第8章 小さな探偵さん達
和食の朝食を食べ終えて、準備を進める沖矢さん。
玄関先で沖矢さんに抱きしめられると、香水と煙草が少し混ざった匂いと共に安心感に包まれて。
罪悪感すら感じてしまう。
「みなみさん、行ってきますね」
『はい、お気をつけてください』
「ええ、ちゃんと良い子にして待っていてくださいね」
『勿論。沖矢さんも早く帰ってきてくださいね?』
「ええ、出来る限りは。何かあったら直ぐに連絡を入れるように、約束ですよ」
『はい』
体が離れると唇に軽く触れるようなキスをして、外へ出て行った沖矢さん。
この一連の出来事が恋人同士みたいで。
昨日の沖矢さんの発言も...
これから黙って零の居るポアロまで行くというのに、今は少し浮ついた気持ちになっている。

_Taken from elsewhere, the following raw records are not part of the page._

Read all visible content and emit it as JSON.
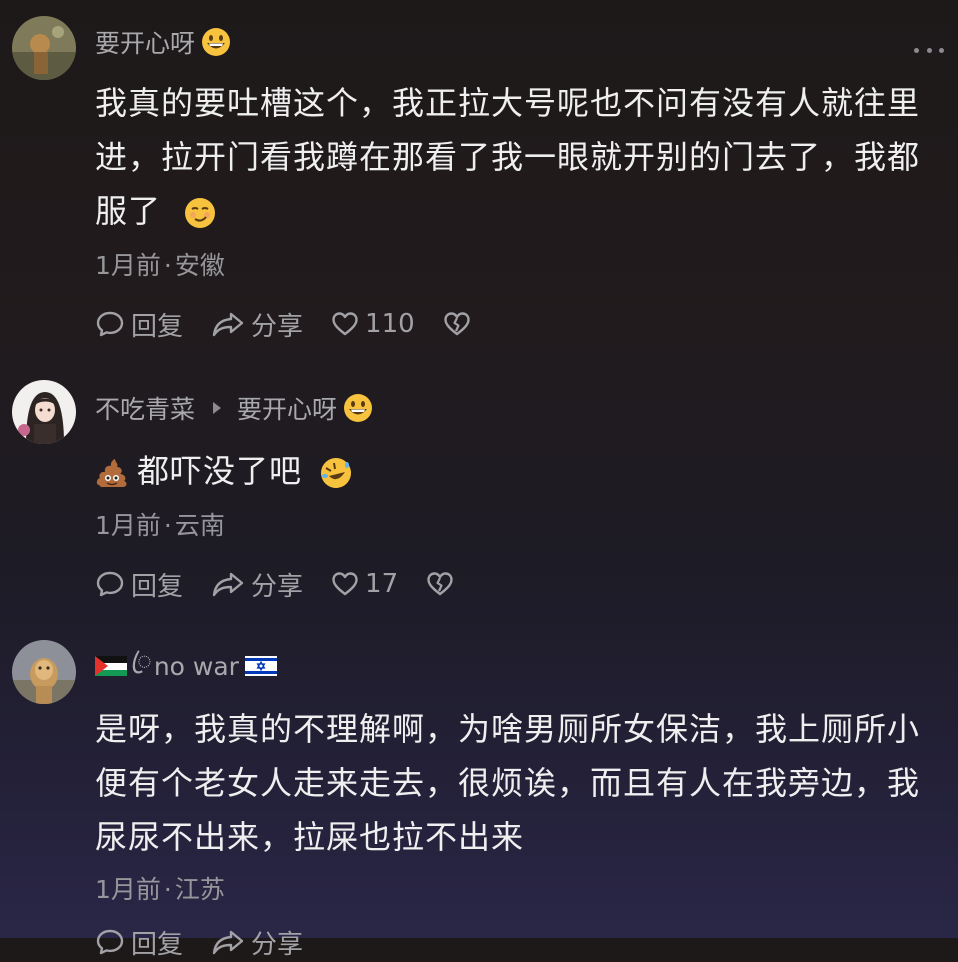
{
  "comments": [
    {
      "username": "要开心呀",
      "username_emoji": "grinning-face-emoji",
      "text_lines": [
        "我真的要吐槽这个，我正拉大号呢也不问有没有人就往里",
        "进，拉开门看我蹲在那看了我一眼就开别的门去了，我都",
        "服了"
      ],
      "text_emoji": "smirking-face-emoji",
      "time": "1月前",
      "location": "安徽",
      "reply_label": "回复",
      "share_label": "分享",
      "likes": "110"
    },
    {
      "username": "不吃青菜",
      "reply_to": "要开心呀",
      "reply_to_emoji": "grinning-face-emoji",
      "text_prefix_emoji": "pile-of-poo-emoji",
      "text": "都吓没了吧",
      "text_emoji": "rolling-on-floor-laughing-emoji",
      "time": "1月前",
      "location": "云南",
      "reply_label": "回复",
      "share_label": "分享",
      "likes": "17"
    },
    {
      "username_flags": [
        "palestine-flag",
        "israel-flag"
      ],
      "username_symbol": "ꦿ",
      "username": "no war",
      "text_lines": [
        "是呀，我真的不理解啊，为啥男厕所女保洁，我上厕所小",
        "便有个老女人走来走去，很烦诶，而且有人在我旁边，我",
        "尿尿不出来，拉屎也拉不出来"
      ],
      "time": "1月前",
      "location": "江苏",
      "reply_label": "回复",
      "share_label": "分享"
    }
  ],
  "separator": "·",
  "icons": {
    "more": "more-dots-icon",
    "reply": "comment-bubble-icon",
    "share": "share-arrow-icon",
    "like": "heart-icon",
    "dislike": "broken-heart-icon"
  }
}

朝食に使った食器を洗って、10時ぐらいに家を出れる様にぼちぼちと準備を進めた。
沖矢さんの“用事”がいつ終わるかは分からないし、午後を回るより午前中の方がポアロの店内状況的にもそれが最適かと。
そして10時前に辺りを確認してポアロへ向かう
何だか疾しい事をしている気分でもあり...
毛利探偵事務所といろは寿司の看板が見えてくると少しホッとする
いろは寿司もいつか行ってみたいかも。
カランコロンと音を立てながらドアを開ければお腹が空く様な良い匂いに包まれる。
「いらっしゃいませ!みなみさん!」
『安室さん、こんにちは!』
「こんにちは、此方へどうぞ」
今日はテーブル席へ案内された。
カウンター席には二組お客さんが座っていて、恐らく誰も居ないテーブル席の方が話易いからだろう。
梓さんは休みみたいでマスターと二人で回しているみたい。
「あれ以降でしたので心配しましたよ?あまり返信も来ないし...何をしていたんです?」
『ああ...ごめんなさい...それは...最近その、少し忙しくて...』
「へえ...忙しいとは?」
『まあ...その...』
言葉に詰まってしまうと丁度良いタイミングでドアベルが店内に響き渡る。
「...後で必ず教えてくださいね?」
幸いマスターは休憩中だった為、少しやれやれとした様子の安室さんが対応しに行った。